Eh bien, Corley, il y a un moyen très simple de s'en assurer.
Et lequel?....
C'est de retourner la Lune !.,..
Et ce jour-là, les savants de l'usine Benett piochèrent les moyens mécaniques qui devaient amener le retournement de notre satellite. »
Descendu de ces hautes régions, Francis Benett s'occupe aussi de politique. Les questions internationales, du reste, se sont simplifiées. Il n'existe plus comme puissances en Europe, que la France et la Russie, ayant l'une les pays latins, l'autre les pays slaves avec le Rhin pour limite ; l'Australie est indépendante, comme la Nouvelle-Zélande, les Etats-Unis comprennent les deux Amériques et ont pour colonie en Europe l'Angleterre. Mais, ils ont été généreux et ont laissé aux Anglais Gibraltar. Tout le monde serait content si les Chinois, se développant toujours, ne voulaient déborder sur les Russes. Heureusement Benett est là et promet en ces termes à l'Ambassadeur de Russie son intervention :
« N'est-ce que cela, monsieur, eh bien, puisque la prolifieation chinoise est un danger pour le monde, nous pèserons sur le Fils du Ciel. Il faudra bien qu'il impose à ses sujets un maximum de natalité qu'ils ne pourront dépasser sous peine de mort. Cela fera compensation.. »
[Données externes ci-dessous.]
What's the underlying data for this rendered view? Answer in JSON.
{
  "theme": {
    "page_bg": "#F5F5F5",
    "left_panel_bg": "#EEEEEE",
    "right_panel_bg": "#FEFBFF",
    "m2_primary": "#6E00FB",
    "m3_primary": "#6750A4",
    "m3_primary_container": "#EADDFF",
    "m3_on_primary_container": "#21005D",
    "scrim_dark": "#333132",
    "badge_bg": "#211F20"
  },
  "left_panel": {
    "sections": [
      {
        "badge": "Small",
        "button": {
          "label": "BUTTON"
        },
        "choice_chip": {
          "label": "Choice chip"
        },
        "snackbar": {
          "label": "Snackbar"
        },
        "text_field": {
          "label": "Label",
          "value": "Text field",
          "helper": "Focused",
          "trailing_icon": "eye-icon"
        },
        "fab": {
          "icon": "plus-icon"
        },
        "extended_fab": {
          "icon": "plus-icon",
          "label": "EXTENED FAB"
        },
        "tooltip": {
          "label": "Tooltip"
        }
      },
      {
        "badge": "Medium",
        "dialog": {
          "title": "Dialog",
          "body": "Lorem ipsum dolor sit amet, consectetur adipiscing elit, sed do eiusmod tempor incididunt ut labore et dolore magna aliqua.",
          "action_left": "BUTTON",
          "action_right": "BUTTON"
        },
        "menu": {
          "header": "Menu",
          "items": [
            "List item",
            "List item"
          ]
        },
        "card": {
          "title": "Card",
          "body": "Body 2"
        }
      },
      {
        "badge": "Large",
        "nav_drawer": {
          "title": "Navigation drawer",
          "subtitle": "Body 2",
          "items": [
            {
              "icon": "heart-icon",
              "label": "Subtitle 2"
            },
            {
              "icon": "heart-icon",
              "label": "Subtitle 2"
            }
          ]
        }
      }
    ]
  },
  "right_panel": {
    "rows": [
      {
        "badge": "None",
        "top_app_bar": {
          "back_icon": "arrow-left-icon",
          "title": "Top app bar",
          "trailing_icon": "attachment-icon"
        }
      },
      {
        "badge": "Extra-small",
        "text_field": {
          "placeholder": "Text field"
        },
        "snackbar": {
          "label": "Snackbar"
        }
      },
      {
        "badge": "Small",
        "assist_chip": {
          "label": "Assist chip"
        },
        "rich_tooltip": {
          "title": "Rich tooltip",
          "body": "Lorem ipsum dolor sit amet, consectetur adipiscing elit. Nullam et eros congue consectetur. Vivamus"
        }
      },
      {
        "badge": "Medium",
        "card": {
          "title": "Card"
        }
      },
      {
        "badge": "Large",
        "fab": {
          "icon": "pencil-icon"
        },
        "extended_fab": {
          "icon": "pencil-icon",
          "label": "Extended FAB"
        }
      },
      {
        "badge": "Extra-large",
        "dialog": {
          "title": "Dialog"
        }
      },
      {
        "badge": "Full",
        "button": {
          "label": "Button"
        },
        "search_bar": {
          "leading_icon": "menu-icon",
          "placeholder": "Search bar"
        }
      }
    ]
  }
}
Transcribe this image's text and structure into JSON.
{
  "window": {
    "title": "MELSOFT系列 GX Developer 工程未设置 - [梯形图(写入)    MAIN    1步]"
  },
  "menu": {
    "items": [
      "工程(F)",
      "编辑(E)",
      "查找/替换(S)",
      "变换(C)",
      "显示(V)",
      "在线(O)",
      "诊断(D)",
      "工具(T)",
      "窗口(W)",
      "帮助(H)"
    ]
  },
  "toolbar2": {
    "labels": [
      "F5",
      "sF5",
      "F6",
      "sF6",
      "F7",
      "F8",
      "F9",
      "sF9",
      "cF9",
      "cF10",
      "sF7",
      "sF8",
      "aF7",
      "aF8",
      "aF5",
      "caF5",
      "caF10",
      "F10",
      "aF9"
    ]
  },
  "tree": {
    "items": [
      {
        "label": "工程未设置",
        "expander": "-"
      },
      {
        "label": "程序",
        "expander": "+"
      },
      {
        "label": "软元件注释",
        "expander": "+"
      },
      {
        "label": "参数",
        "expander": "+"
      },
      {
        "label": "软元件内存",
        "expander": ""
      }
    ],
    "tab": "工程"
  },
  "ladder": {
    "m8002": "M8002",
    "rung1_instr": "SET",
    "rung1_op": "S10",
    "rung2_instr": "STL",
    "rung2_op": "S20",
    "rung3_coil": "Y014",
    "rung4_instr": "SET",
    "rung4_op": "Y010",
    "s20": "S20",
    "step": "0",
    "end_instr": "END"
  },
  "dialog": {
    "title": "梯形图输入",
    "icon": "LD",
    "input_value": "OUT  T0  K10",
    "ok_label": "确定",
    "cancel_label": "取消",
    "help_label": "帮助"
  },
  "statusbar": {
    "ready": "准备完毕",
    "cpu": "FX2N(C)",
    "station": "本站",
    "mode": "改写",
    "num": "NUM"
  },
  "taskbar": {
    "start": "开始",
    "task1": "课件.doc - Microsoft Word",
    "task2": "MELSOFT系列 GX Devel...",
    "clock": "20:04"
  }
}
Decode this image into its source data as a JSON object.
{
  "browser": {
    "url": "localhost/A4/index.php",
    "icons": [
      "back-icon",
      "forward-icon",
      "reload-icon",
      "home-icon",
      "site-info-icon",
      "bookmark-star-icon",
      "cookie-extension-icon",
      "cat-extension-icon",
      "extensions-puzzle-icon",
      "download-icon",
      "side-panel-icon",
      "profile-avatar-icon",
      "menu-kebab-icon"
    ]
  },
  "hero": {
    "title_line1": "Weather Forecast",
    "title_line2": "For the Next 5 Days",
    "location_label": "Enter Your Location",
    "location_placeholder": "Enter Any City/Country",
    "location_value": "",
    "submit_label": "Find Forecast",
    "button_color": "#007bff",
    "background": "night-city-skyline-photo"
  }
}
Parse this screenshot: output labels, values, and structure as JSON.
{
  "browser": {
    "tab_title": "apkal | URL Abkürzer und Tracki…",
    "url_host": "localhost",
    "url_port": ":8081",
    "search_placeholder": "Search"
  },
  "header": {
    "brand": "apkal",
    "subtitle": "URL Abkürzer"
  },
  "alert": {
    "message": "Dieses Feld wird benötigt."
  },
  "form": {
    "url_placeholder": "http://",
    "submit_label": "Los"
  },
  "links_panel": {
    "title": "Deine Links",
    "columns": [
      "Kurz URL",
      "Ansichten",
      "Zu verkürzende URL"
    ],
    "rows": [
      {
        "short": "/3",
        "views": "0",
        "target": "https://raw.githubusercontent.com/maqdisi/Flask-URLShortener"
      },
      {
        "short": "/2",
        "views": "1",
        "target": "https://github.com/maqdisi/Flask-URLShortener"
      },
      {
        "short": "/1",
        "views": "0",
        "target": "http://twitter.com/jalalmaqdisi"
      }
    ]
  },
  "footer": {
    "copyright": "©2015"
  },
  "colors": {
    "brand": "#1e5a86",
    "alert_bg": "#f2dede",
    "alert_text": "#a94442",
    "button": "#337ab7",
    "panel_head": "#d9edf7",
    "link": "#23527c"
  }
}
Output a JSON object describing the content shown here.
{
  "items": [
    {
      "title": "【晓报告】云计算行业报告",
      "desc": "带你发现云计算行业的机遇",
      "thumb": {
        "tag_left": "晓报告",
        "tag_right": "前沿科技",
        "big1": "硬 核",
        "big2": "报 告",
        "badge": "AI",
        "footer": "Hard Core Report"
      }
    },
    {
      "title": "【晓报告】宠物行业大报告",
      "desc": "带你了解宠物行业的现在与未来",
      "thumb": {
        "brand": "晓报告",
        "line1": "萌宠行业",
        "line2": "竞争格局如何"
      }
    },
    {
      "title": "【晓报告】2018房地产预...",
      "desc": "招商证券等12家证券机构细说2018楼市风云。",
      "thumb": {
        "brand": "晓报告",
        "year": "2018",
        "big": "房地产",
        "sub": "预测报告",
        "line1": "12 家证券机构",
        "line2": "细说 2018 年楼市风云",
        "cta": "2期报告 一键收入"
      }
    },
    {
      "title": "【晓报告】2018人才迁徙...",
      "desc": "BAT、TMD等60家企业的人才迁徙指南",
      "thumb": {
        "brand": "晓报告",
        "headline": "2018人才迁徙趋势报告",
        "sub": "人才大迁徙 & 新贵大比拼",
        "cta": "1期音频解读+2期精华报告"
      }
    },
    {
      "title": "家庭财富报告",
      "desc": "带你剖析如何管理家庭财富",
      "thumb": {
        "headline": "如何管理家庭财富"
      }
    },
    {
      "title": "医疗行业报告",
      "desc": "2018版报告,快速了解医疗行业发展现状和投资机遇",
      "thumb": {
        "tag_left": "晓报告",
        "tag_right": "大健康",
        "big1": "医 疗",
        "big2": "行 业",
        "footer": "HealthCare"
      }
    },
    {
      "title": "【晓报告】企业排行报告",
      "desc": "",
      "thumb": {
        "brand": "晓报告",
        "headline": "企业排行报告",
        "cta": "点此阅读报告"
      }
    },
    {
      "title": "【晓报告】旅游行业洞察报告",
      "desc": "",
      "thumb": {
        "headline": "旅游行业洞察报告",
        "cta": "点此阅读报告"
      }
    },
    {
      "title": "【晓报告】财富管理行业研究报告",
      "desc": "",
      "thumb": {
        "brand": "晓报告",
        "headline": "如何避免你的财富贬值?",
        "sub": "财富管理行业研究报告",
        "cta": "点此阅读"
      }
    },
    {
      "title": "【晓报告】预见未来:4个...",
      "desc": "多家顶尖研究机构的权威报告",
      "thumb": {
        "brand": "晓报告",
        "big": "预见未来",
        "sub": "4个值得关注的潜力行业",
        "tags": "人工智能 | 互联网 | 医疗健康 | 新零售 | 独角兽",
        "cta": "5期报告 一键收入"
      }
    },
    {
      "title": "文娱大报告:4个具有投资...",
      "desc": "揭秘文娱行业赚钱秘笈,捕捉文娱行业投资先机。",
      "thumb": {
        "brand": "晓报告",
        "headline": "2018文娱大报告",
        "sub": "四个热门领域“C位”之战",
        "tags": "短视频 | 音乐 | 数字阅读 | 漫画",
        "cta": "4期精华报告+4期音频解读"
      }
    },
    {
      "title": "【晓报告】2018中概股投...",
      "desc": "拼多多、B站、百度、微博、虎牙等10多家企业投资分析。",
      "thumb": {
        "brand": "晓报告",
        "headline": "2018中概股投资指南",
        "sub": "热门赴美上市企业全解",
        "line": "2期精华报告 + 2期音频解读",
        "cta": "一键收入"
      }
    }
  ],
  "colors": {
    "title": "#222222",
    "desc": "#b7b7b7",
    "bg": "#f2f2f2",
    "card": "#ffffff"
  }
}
Tel est, dans ses grandes lignes, le tableau, tracé par le romancier amiénois, de la vie de notre planète dans mille ans. Mille ans, c'est beaucoup et bien téméraire serait celui qui nous dirait ce qui existera à ce moment, quand, chaque dix ans, nous voyons des prophètes ou de simples devins, des savants parfois comme le professeur Plantamour, nous annoncer la fin du monde.
Dieu seul sait le sort qu'il nous réserve, mais nous croyons, si nous en jugeons par ce que nous voyons depuis moins d'un demi-siècle, que, de même que l'auteur de l'an 2440 verrait, au bout d'une centaine d'années ses projets non seulement réalisés mais dépassés. Le spirituel écrivain de la Journée d'un journaliste américain de 2890, s'il revenait au monde plus heureusement que son docteur Nathaniel Faithburn qui n'est qu'un maladroit imitateur de L'homme à l'oreille cassée d'About, trouverait que toutes les inventions qu'il nous promet ne demanderont pas mille ans pour être mises au jour et perfectionnées, sauf une seule, et que le chercheur de l'absolu, qui s'offre à fabriquer toute matière, répondrait encore au journaliste, lui demandant s'il pourrait fabriquer une créature humaine?
« Entièrement... Il n'y manquera que l'âme. » Tel est le seul problème qu'il ne sera jamais en notre pouvoir de résoudre, la seule création qu'il ne nous appartiendra pas d'animer.


(1) Mémoires de l'Académie des sciences, des lettres et des arts d'Amiens, 1890. Tome XXXVII.